5 minute read | February 18th, 2022

Happy Fri’YAY, y’all. Busy times at the shop this week, so we will get right to it. As always, thank you for reading.

“Stock market is down on fear of Russia/Ukraine conflict.” “President Biden says Russian invasion of Ukraine is imminent.” “President Zelensky of Ukraine says invasion not imminent.” “Kremlin says talks of diplomacy are far from over.” “US Secretary Blinken says today or tomorrow.” “Biden orders diplomats home. Other NATO countries don’t.” WHAT IN THE H*%# IS GOING ON?

The diplomacy war being waged in the press by these three countries is wild and super confusing. Based on the tactics being used by all parties, you’d think someone was trying to get an extra $100 off the final price at the used car lot. Goodness. But we aren’t here to comment on global politics, we are here to discuss global finance so we will move on.


The idea of markets being down this week because of a potential conflict is very thin. Yes, there was volatility when Russia entered Crimea, but it’s hard to say that it was correlated. We could put together a list of positive market weeks occurring simultaneously to terrible things around the globe. There’s more to it.

This week, we see movement as a continuation of The Great Interest-Inflation Debate of 2022. That is what’s really driving markets, and it goes something like this… interest rates are up naturally now, so will the Fed still take rates up in March, and how many times this year? Three? Five? Lucky seven? Honestly, it doesn’t really matter as we know the trend is up. And the same questions are raised with inflation. Will it continue? One year? Two years? Will it increase or decrease? Again, it’s not important to make a prediction when we know the trend is steady.

We are still very much in a transition that could take most of the year. A move from a frothy bull market to a full-on bear market in high-flying stocks and a move from a historically low-interest-rate environment to one that is higher than that. With this changing of the guard, patience is key. There is a plan for a rising interest rate environment and the volatile stock market and it’s not double-down, all-in and hope for the best. There are small wins to be had and lots of potential when the dust settles.

We have a couple more things below for extra credit. Have a great weekend. Let us know if we can help. All the best.

High Note Quick Hits

Buy Your Happy Meals in Moscow

Foreign currency prices can be a super dry topic for many. Like bone dry. Understanding price movements can be helpful in getting a very large
picture of what’s happening around the world, and that’s important for globally diversified investment portfolios. But there is no “price” of a dollar, right? Everything is in currency pairs, so $1 gets you .65 pounds or .85 euros, but then how many euros can you get from a pound, and everything in Japanese yen has commas, and what does it all mean anyway?
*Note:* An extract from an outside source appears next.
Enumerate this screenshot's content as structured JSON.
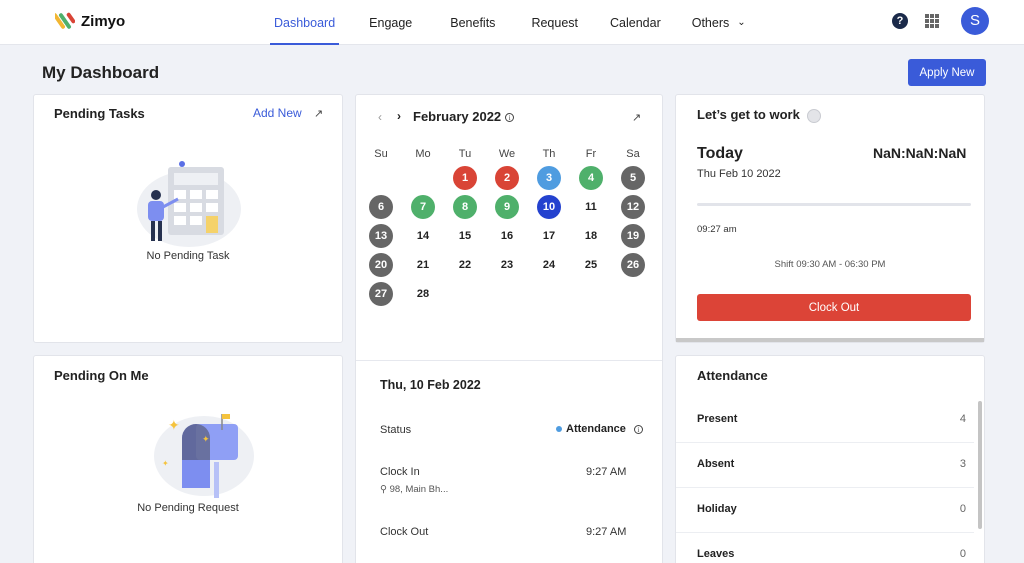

Thankfully, the Economist has the much-needed “special sauce” to offset the dryness with their Big Mac Index. Yes, you read that correctly.

Their words…

Just below here, we have the most current currency readings of the Big Mac Index. You’ll notice that the USD is third on the list meaning that Uncle Sam is very strong, or to put it more appropriately, a very bad place to buy Big Macs. What’s a good place right now? Brazil. What’s the best place right now? Russia. It must taste SO good at that price.
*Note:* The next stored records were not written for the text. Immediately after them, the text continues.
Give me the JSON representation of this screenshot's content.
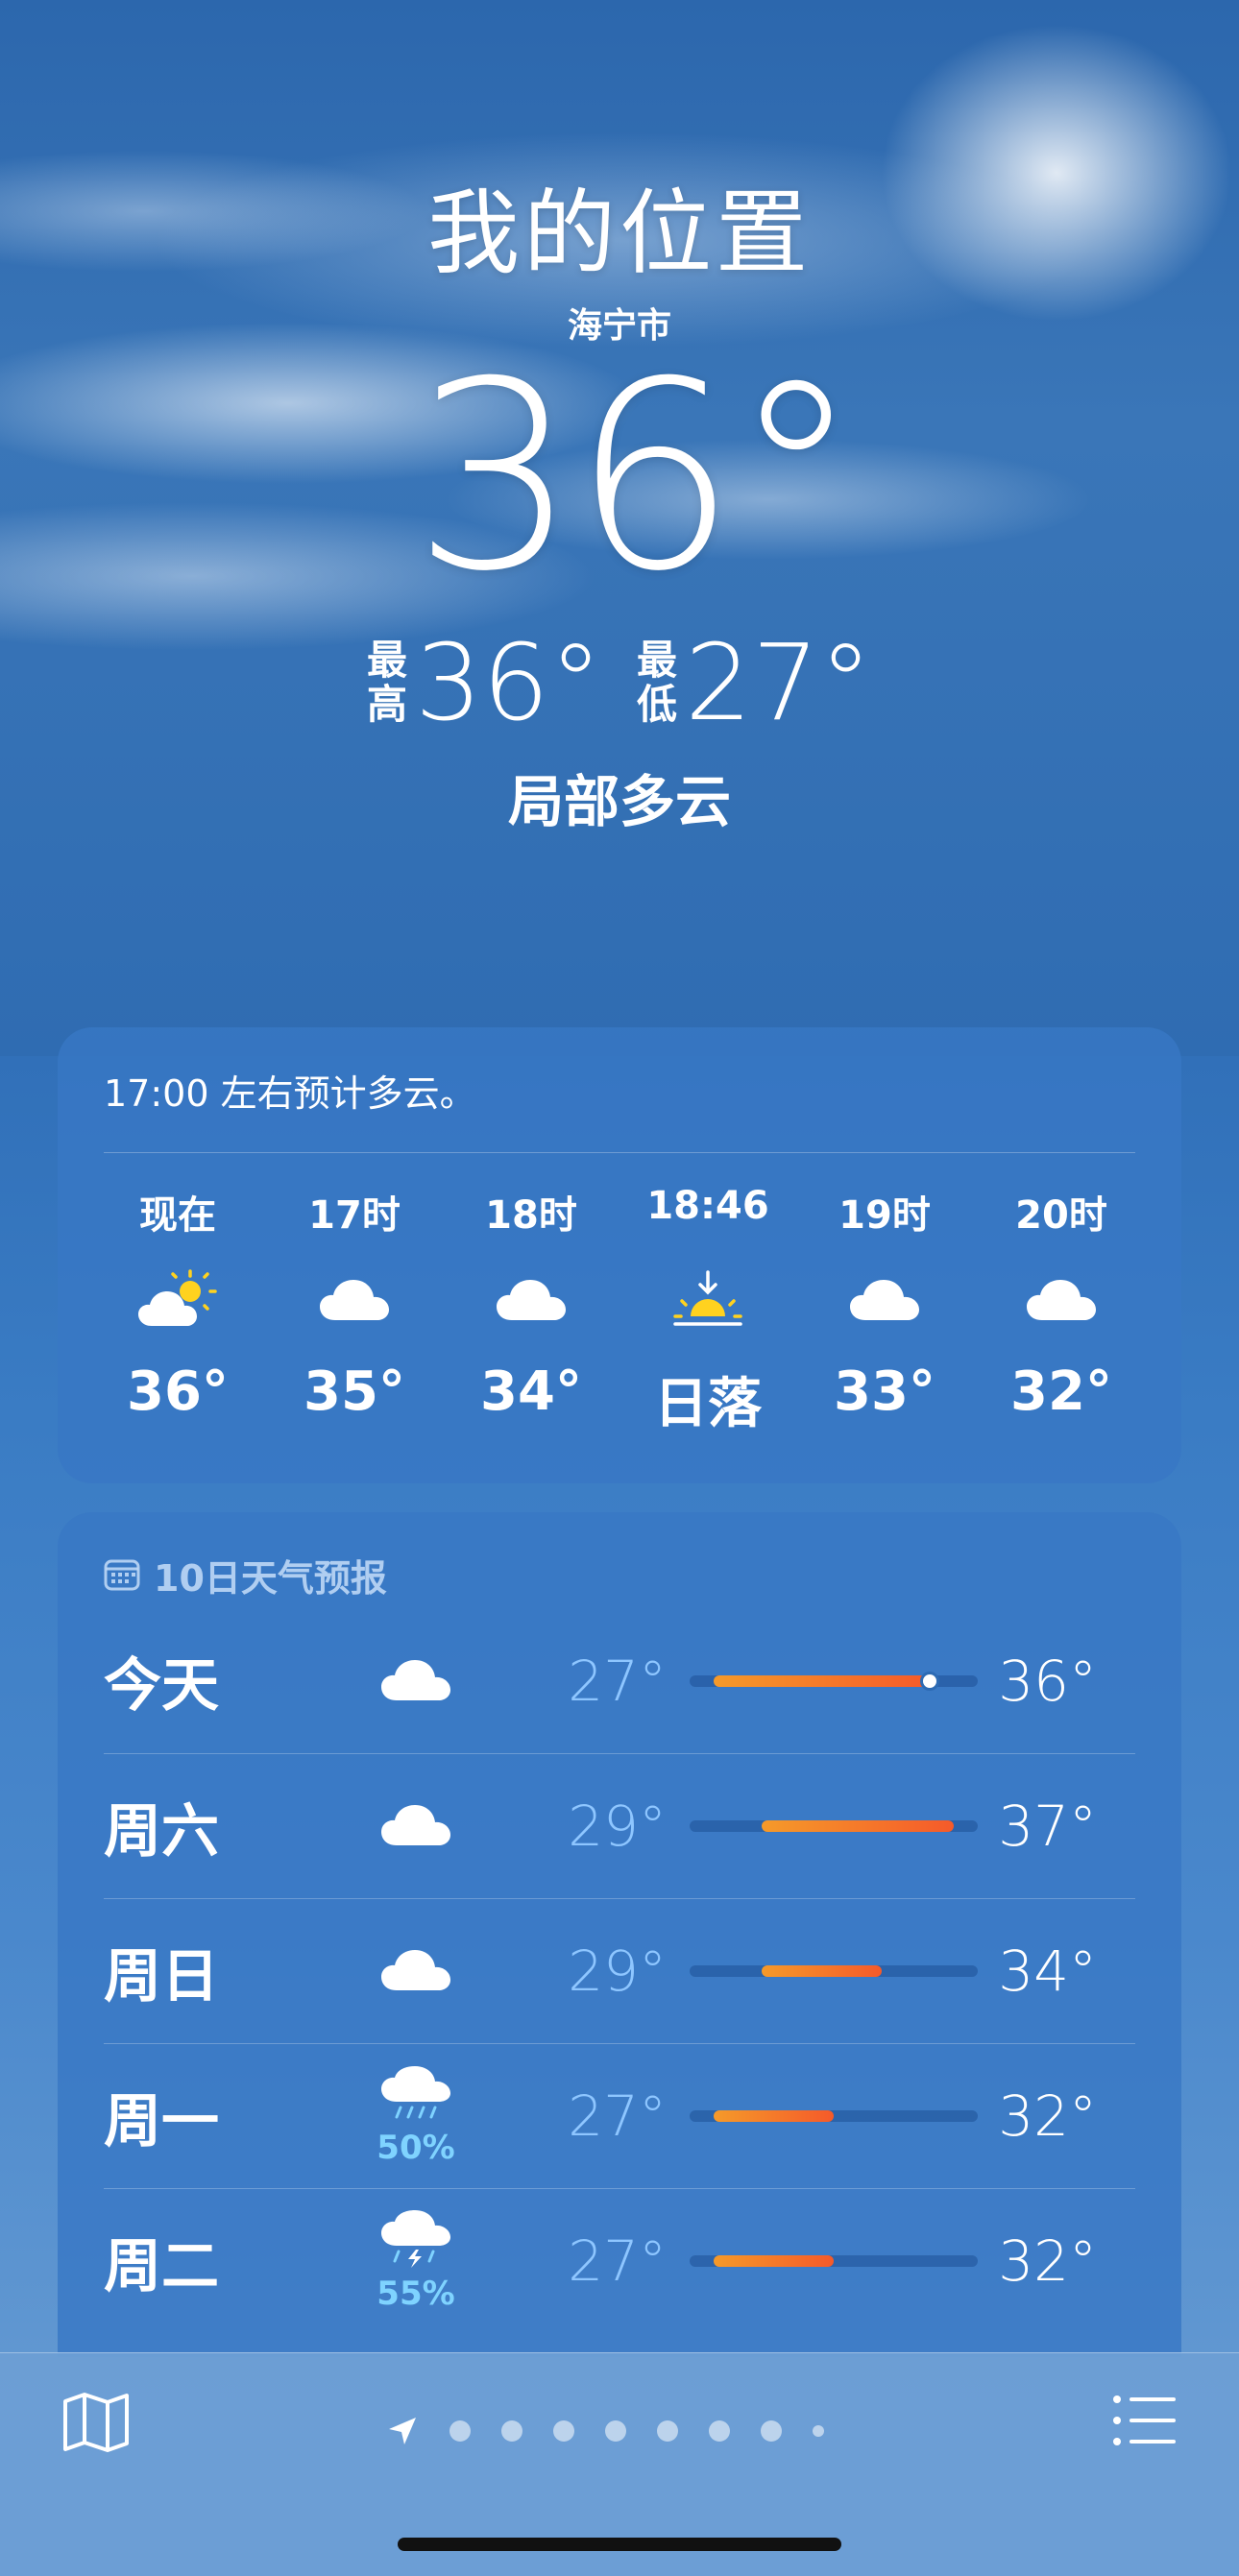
{
  "location": {
    "title": "我的位置",
    "city": "海宁市"
  },
  "current": {
    "temp": "36°",
    "high_label": "最高",
    "high_label_top": "最",
    "high_label_bottom": "高",
    "high": "36°",
    "low_label_top": "最",
    "low_label_bottom": "低",
    "low": "27°",
    "condition": "局部多云"
  },
  "hourly": {
    "summary": "17:00 左右预计多云。",
    "items": [
      {
        "label": "现在",
        "icon": "partly-sunny-icon",
        "temp": "36°"
      },
      {
        "label": "17时",
        "icon": "cloud-icon",
        "temp": "35°"
      },
      {
        "label": "18时",
        "icon": "cloud-icon",
        "temp": "34°"
      },
      {
        "label": "18:46",
        "icon": "sunset-icon",
        "temp": "日落"
      },
      {
        "label": "19时",
        "icon": "cloud-icon",
        "temp": "33°"
      },
      {
        "label": "20时",
        "icon": "cloud-icon",
        "temp": "32°"
      }
    ]
  },
  "daily": {
    "header": "10日天气预报",
    "range": [
      26,
      38
    ],
    "items": [
      {
        "day": "今天",
        "icon": "cloud-icon",
        "precip": "",
        "low": "27°",
        "high": "36°",
        "low_val": 27,
        "high_val": 36,
        "current_val": 36
      },
      {
        "day": "周六",
        "icon": "cloud-icon",
        "precip": "",
        "low": "29°",
        "high": "37°",
        "low_val": 29,
        "high_val": 37
      },
      {
        "day": "周日",
        "icon": "cloud-icon",
        "precip": "",
        "low": "29°",
        "high": "34°",
        "low_val": 29,
        "high_val": 34
      },
      {
        "day": "周一",
        "icon": "rain-cloud-icon",
        "precip": "50%",
        "low": "27°",
        "high": "32°",
        "low_val": 27,
        "high_val": 32
      },
      {
        "day": "周二",
        "icon": "thunderstorm-icon",
        "precip": "55%",
        "low": "27°",
        "high": "32°",
        "low_val": 27,
        "high_val": 32
      }
    ]
  },
  "colors": {
    "accent_precip": "#7fd3ff",
    "bar_warm": "#f55a2a",
    "bar_mild": "#f59a2a"
  },
  "page_indicator": {
    "count": 9,
    "active": 0
  }
}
Okay, so now that we have a grasp on the general concept there are a couple of takeaways. First, strength/weakness comes from supply/demand dynamics on the global stage. When things get uncertain like for say with a global pandemic, money flows into the USD as it’s considered safer than most other currencies. That drives the price up. When the world is on a global growth tear, safety isn’t as much of a concern and we see the USD weaken. Based on the latest Big Mac, it’s clear the world still isn’t feeling particularly safe.

The second takeaway is how this affects portfolio management. Two examples: A strong USD means traveling abroad is cheaper than normal (book those tickets!). Conversely, that means it’s more expensive for those coming to America. Similarly, for US-based companies that do a majority of their business overseas, the money coming back home is worthless which can hurt profitability. This is something that’s in consideration when selecting stocks.
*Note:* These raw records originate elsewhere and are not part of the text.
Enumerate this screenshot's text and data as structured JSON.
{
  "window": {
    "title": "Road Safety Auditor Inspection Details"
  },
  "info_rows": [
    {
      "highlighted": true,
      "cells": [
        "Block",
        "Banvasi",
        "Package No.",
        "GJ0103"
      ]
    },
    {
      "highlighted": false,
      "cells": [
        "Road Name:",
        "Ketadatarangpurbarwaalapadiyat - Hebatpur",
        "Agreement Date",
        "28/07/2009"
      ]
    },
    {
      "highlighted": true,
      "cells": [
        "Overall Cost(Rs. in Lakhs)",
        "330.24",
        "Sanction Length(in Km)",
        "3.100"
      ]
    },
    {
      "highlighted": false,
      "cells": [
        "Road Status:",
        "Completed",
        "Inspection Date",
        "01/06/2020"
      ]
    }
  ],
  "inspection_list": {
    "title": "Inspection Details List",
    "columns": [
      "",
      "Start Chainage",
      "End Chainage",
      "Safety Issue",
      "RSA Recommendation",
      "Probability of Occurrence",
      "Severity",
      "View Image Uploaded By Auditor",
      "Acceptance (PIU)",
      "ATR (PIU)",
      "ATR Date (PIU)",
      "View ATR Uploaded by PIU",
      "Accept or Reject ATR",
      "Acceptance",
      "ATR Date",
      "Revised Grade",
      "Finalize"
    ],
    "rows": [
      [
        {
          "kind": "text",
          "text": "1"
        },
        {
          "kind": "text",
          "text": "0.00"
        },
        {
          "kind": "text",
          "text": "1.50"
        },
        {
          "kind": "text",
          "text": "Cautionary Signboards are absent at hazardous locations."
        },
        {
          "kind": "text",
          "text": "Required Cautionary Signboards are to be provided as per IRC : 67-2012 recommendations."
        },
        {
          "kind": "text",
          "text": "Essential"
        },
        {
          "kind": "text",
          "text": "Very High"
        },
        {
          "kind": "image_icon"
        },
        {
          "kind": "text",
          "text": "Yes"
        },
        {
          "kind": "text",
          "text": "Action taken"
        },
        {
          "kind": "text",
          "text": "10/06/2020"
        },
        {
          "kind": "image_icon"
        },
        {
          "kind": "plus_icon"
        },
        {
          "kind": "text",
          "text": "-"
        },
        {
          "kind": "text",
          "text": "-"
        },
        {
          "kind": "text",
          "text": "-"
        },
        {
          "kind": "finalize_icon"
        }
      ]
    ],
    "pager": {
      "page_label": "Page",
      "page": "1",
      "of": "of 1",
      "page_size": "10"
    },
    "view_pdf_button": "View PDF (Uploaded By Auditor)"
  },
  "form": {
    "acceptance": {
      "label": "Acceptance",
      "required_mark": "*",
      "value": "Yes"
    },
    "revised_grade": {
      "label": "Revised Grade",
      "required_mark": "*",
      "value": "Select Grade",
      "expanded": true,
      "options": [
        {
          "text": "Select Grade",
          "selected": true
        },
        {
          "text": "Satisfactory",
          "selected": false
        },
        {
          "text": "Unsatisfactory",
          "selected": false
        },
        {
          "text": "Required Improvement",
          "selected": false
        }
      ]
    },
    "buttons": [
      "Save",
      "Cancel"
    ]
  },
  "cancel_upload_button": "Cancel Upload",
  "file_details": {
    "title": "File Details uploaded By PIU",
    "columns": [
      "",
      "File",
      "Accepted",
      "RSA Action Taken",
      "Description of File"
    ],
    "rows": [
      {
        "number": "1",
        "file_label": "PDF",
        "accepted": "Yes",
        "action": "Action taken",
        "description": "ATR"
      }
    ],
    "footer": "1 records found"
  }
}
The other insight provided is in regard to emerging market investments which are part of a diversified portfolio. Now, there is a dictionary-sized book worth of material that can be written on this topic alone, but let’s simplify it. When Big Macs are mega cheap in emerging economies like South America and Africa, it’s usually a headwind for growth. The reason being that these smaller countries are required to hold stable currencies in reserve. Why? Well, their currency isn’t popular enough, not stable enough to be able to trade on the global stage. Said differently, they have a bad credit score. To get a better credit score, they have to stockpile stronger currencies like the USD which hurts growth. Kind of a mindbender, yes. This current Big Mac environment has been a headwind for investments in those countries which is one of the reasons why we have kept our exposure limited.

A Wall Street Icahn(sic)

If Warren Buffett is the most famous and successful investor alive today, Carl Icahn is second. While Buffett has retained a generally sweet and humble public persona, Icahn is the man in the black hat. He’s bold, he’s brash, he’s polarizing and still feisty while working in his mid-80s. And speaking of the 80s, Icahn was the inspiration for the infamous character, Gordon Gekko, in Oliver Stone’s 1987, “Wall Street”. That should paint the picture.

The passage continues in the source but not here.